Schools tuck into lamb for St Andrew’s Day

MORE than 9,800 pupils have been cooking and eating lamb donated by Scotland’s livestock auction markets as part of the “Make It Lamb for St Andrew’s Day” campaign.

Organisers want Scots to associate lamb with St Andrew’s Day in the same way that we mark Burns’ Night with haggis.

More than 1.25 tonnes of lamb was donated by livestock markets, with the meat being distributed to 114 primary and secondary schools throughout the nation.

Children learned to make lamb curries, pizzas, and other dishes in their home economics classes.

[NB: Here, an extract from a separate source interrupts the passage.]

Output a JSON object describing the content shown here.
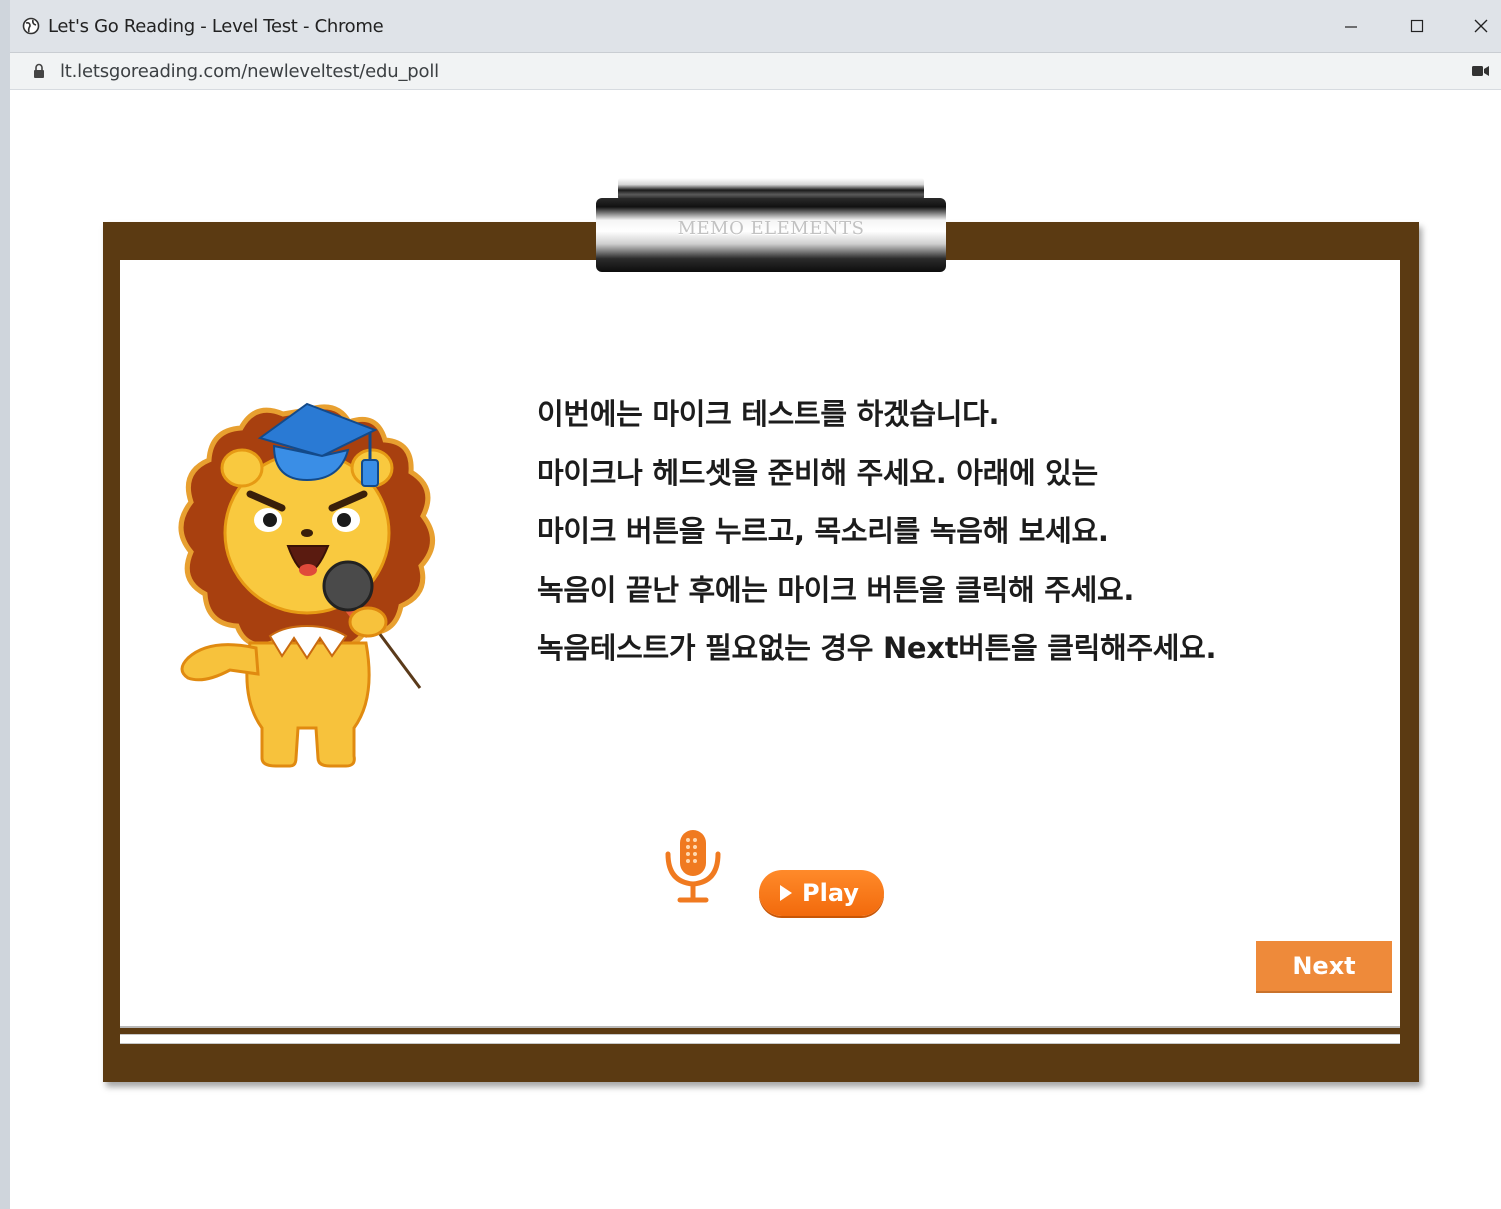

Isla Porteous, a home economics teacher at Dumfries Academy, said: “Budgetary constraints mean that lamb is not generally on the school menu or in the home economics kitchens, so being able to offer our pupils the chance to experiment with and taste a different meat is brilliant and makes such a difference to us.

“At the core of what we do is inspiring young people to try new foods and be conscious of healthy eating choices.

“Cooking with lamb is a perfect opportunity to talk about the farm to food story, nutrition and to encourage them to be adventurous with new tastes and dishes.”

Last year, around 1,500 pupils took part in organised events to try lamb on St Andrew’s Day.

Alix Ritchie, education manager at promotional body Quality Meat Scotland (QMS), said: “The marts and farmers have been incredibly generous.

“Donating lamb like this allows us, as an industry, to reach a huge number of young people and to inspire and educate them about the role of red meat as part of a healthy balanced diet.

“They can find out first-hand that it is nutritious, full of flavour and can be super quick to cook, whether it’s pizza, a curry or steaks.”

Neil Wilson, executive director at Institute Of Auctioneers & Appraisers In Scotland (IAAS), added: “We have had an exceptional response from schools from Shetland to Castle Douglas, Arran to Aberdeen.

“This is a great opportunity for us to promote our customers’ lamb and also show that our auction marts really want to make a difference to consumer attitudes to lamb and to support the schools in our local areas.

“The more we can encourage the consumers of tomorrow, as well as of today, to enjoy cooking and eating lamb, the more we benefit the whole industry from farmer to retailer.”